Пиши и продавай!
как написать статью, книгу, рекламный текст на сайте копирайтеров

 <<<     ΛΛΛ     >>>   

В романтической экзотике, в тяге к le pays lointain, к “стране забвенной” нашли свое отражение различные невзгоды: ennui, чувство беспомощности перед лицом политической реакции и филистерством, а также потребность в новых цветах, новых формах, в новой выразительности, в исследованиях внутреннего мира; стремление вырваться из удушливой атмосферы буржуазного и викторианского уклада. Проявляется тяга к экзотике и в примитивизме. Раз западная культура подгнила, стало быть, источник нового мировоззрения следует искать в далеких первобытных культурах. В “Морском ветре” Малларме все эти элементы сводятся в единое ироническое целое:

      La chair est triste, helas! et j'ai lu tous les livres.

      Fuir! la-bas fuir! Je sens que des oiseaux sont ivres

      D'etre parmi l'ecume inconnue et les cieux!

      Rien, ni les vieux jardins refletes par les yeux

      Ne retiendra ce coeur qui dans la mer se trempe

      O nuits! ni la clarte deserte de ma lampe

      Sur le vide papier que la blancheur defend,

      Et ni la jeune femme allaitant son enfant.

      Je partirai! Steamer balancant ta mature,

      Leve l'ancre pour une exotique nature!

      Un Ennui, desole par les cruels espoirs,

      Croit encore a l' adieu supreme des mouchoirs!

Романтический идеал любви и, что существенно, повышенный интерес к кровосмешению ознаменованы идеей о том, что сексуальный экстремизм, культивирование всего патологического способны вернуть личность к полноценному существованию, свести на нет безликий мир мелкобуржуазного факта. Байроническую тему проклятия через запретную любовь и вагнеровскую Liebestod мы вправе рассматривать как суррогат утраченной опасности революционного действия.
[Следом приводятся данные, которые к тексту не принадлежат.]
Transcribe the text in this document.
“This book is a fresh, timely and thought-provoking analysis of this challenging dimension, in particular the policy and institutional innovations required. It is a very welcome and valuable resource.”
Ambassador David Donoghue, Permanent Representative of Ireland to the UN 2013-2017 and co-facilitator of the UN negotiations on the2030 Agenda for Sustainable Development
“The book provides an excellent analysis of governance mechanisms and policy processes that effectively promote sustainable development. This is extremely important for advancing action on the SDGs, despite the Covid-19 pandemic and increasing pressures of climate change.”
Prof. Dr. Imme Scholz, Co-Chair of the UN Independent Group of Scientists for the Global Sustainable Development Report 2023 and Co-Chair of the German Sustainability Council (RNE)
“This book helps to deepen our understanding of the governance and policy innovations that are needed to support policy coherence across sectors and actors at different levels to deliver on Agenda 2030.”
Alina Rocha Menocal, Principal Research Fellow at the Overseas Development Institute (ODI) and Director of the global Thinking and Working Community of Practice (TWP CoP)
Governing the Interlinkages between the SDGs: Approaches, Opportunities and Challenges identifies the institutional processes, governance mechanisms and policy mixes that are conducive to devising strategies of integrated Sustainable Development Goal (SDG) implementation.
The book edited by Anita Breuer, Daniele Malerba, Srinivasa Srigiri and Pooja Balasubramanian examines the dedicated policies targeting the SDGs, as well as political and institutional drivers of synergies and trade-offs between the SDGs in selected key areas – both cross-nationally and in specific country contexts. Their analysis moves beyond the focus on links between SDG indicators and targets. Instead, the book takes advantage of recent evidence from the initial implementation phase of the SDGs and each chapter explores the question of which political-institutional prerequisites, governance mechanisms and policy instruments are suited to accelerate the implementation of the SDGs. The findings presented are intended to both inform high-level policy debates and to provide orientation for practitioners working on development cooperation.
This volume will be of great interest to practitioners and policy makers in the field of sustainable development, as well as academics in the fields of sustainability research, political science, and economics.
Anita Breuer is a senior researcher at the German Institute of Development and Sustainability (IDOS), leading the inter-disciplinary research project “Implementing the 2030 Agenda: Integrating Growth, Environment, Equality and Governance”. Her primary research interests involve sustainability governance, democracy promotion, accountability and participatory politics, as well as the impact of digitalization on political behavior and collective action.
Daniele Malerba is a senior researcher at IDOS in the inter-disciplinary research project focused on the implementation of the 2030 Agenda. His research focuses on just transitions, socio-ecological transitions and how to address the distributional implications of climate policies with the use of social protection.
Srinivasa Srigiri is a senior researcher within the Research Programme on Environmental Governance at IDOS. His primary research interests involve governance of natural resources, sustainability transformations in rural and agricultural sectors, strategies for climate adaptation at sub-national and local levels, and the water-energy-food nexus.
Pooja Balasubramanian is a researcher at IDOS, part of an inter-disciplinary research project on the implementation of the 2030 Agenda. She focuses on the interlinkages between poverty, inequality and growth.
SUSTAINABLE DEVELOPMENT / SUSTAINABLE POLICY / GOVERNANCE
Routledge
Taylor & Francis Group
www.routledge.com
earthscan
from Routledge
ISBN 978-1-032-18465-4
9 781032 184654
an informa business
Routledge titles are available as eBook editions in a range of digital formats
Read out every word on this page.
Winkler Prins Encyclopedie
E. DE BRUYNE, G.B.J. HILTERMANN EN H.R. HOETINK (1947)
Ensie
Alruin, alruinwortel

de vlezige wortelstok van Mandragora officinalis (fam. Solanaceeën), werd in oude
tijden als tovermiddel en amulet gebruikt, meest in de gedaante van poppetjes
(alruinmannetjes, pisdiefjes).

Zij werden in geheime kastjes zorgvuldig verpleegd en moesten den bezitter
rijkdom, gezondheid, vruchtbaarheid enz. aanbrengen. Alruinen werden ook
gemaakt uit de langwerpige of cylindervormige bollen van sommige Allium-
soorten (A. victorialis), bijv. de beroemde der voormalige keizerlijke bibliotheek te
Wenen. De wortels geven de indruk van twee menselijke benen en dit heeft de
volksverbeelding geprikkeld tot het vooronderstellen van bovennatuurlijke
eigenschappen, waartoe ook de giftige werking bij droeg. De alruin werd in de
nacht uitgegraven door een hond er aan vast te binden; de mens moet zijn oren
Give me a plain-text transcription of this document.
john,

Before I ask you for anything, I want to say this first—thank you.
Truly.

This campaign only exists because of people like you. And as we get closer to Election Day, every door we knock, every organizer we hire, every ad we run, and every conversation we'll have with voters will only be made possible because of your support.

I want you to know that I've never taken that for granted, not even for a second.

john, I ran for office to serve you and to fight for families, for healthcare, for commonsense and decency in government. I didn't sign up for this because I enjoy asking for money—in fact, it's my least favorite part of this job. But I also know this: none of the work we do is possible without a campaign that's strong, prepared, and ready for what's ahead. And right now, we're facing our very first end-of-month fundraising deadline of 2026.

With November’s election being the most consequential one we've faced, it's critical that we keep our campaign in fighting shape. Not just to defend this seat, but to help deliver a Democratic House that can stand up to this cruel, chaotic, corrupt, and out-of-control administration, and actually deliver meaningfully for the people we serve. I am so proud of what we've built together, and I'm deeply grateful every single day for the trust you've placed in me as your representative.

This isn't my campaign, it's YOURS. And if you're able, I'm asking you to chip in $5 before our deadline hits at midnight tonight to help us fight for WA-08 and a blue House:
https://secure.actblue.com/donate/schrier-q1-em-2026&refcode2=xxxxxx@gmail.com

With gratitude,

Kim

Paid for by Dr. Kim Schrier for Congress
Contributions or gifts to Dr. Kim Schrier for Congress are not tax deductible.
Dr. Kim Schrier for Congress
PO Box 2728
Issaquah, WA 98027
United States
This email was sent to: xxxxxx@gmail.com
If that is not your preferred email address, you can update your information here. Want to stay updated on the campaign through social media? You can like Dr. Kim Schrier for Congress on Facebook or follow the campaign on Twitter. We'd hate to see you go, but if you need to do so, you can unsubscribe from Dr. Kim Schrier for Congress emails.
Художник делается героем. В обществе, ставшем инертным благодаря репрессиям власти, произведение искусства превращается в беспримерный подвиг. Свои права на подвиг предъявляют Берлиоз в “Бенвенуто Челлини”, Золя в “Творчестве”. Шелли идет еще дальше: слабый и беспомощный поэт является “непризнанным законодателем человечества”. Виктор Гюго объявляет себя Le Mage, божественно одаренным некромантом, стоящим в авангарде человеческого прогресса. Важны, впрочем, не всякого рода притязания, а лишь степень неприятия, разлада между обществом и формирующимися силами духа, которые в этих притязаниях выражаются. Все эти проявления надлома, иллюзорного освобождения и горького скепсиса с исключительной точностью фиксируются в романах и в личной жизни Флобера. Эмма Бовари олицетворяет собой на обнаженно тривиальном уровне вспыхнувшую и нереализованную энергию мечтаний и желаний, для которых в обществе середины XIX века места не нашлось. “Воспитание чувств” — это великий анти-Bildungsroman, анализ воспитания, которое уводит от полноценной жизни чувства “в сторону” тупого буржуазного прозябания. “Бувар и Пекюше” — это бессильный стон ненависти и отвращения, вызванный непоколебимым, как казалось Флоберу, режимом мелкобуржуазных ценностей. А ведь есть еще и “Саламбо”. Написанный почти что в середине века, этот роман, исступленно и вместе с тем остраненно повествующий о низкой похоти, варварской бойне и нечеловеческой боли, — самый яркий пример того, о чем идет речь. Садизм этой книги, ее еле сдерживаемая жажда первобытной жестокости находятся в непосредственной связи с тем, как писатель описывает свою собственную душевную жизнь. С отроческих лет он не чувствовал ничего, кроме “ненасытных желаний” и “un ennui atroce” .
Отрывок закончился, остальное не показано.